Un succès qui fait grincer des dents les guides détenteurs de la carte. «Les visites avec des personnels sans carte sont une concurrence directe», s’alarme Valérie Gueye, guide conférencière, qui souligne «des prix cassés». Car avec leurs tarifs plus élevés, les guides professionnels ont du mal à attirer les touristes au budget resserré. «Notre carte est gage de nos compétences, nous avons été formés avec des cours d’histoire de France, de langues, de techniques pour maîtriser la logistique, les horaires, savoir lire une carte, estimer son temps et s’adapter au public», souligne-t-elle.
«Les visites par des guides non qualifiés peuvent être très bien, mais il n’y a aucune garantie. Parfois, le contenu est affolant», alerte Sophie Monbeig. «Heureusement que nous gardons les musées et les monuments», souligne-t-elle. Et encore : la guerre des guides s’invite parfois dans ces lieux, même si ces derniers ont renforcé les contrôles ces dernières années. «Les grands musées ne peuvent pas s’amuser à contrôler tous ceux qui parlent devant une œuvre. Les fraudeurs sont facilement repérables quand le groupe est important, mais pour les petits, c’est difficile», explique-t-elle.
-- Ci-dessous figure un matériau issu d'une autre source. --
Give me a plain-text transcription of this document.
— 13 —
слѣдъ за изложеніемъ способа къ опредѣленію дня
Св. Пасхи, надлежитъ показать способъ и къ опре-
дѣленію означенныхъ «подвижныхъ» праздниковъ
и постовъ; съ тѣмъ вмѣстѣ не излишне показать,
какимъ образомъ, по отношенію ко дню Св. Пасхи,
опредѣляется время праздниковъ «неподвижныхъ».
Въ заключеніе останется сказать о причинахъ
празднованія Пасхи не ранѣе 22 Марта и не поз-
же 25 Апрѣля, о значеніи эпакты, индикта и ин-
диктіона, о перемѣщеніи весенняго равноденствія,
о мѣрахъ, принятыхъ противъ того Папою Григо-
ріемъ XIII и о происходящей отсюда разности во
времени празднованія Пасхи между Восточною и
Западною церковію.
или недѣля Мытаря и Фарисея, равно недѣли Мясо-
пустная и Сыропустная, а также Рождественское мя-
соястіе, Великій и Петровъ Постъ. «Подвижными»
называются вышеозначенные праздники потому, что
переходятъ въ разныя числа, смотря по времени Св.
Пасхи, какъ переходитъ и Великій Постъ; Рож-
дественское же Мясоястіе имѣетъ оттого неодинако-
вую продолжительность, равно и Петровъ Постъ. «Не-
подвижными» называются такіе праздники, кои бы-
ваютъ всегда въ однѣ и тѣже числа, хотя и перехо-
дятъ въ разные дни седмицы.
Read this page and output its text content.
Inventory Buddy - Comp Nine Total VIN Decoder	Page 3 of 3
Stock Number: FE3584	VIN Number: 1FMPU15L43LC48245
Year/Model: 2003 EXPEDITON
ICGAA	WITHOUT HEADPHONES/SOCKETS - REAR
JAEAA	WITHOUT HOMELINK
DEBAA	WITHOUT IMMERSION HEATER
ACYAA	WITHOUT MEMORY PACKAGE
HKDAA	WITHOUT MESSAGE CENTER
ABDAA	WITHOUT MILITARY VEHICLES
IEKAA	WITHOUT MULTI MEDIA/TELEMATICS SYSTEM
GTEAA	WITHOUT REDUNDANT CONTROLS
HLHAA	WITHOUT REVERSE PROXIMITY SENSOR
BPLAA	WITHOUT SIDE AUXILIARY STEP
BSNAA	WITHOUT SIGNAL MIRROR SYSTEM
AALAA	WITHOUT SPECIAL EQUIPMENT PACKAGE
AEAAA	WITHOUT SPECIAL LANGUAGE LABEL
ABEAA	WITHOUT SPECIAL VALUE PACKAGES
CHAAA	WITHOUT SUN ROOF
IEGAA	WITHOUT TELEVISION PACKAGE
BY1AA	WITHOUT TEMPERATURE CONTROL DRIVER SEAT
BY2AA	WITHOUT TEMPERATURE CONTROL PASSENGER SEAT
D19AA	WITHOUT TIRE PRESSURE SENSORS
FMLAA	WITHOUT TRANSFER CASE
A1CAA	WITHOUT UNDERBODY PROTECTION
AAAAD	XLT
Tous ont pourtant une inquiétude commune : les tours gratuits, qui se multiplient à Paris depuis deux ou trois ans. Proposés par une petite dizaine de sociétés comme Sandemans ou Discover Walks , leur secret est simple : leurs guides, généralement auto-entrepreneurs, se rémunèrent uniquement sur les pourboires. Pour Alexandre Gourevitch, cofondateur de Discover Walks, «cela répond à une vraie demande car nos clients n’ont quasiment jamais suivi de visite payante et n’en auraient pas fait».
En échange de l’apport de clients, l’opérateur demande une commission. «Nos guides sont des indépendants qui nous paient pour commercialiser leurs visites», explique Sandemans New Europe Tours. Et même lorsque le guide n’a pas reçu de pourboire. Autant dire que certains touristes sont plus prisés que d’autres : «Un couple d’Américains donne en moyenne 23 euros. Contre 5 euros pour un couple d’Indiens», détaille un guide, qui estime gagner en moyenne entre 35 et 40 euros sur une visite d’1 heure 30.
«C’est de la concurrence déloyale et, pour certains, à la limite de l’emploi dissimulé», s’agace Marie-Christine Boully-Demange, directrice des professionnels parisiens à l’office du tourisme de Paris. L’organisme refuse donc de les référencer sur son site. Mais les touristes, eux, les plébiscitent. Car, à ce prix, ce sont des guides qu’ils ne sont pas près d’oublier.
Publié par Léonor Lumineau dans le hors série de Capital de février 2014.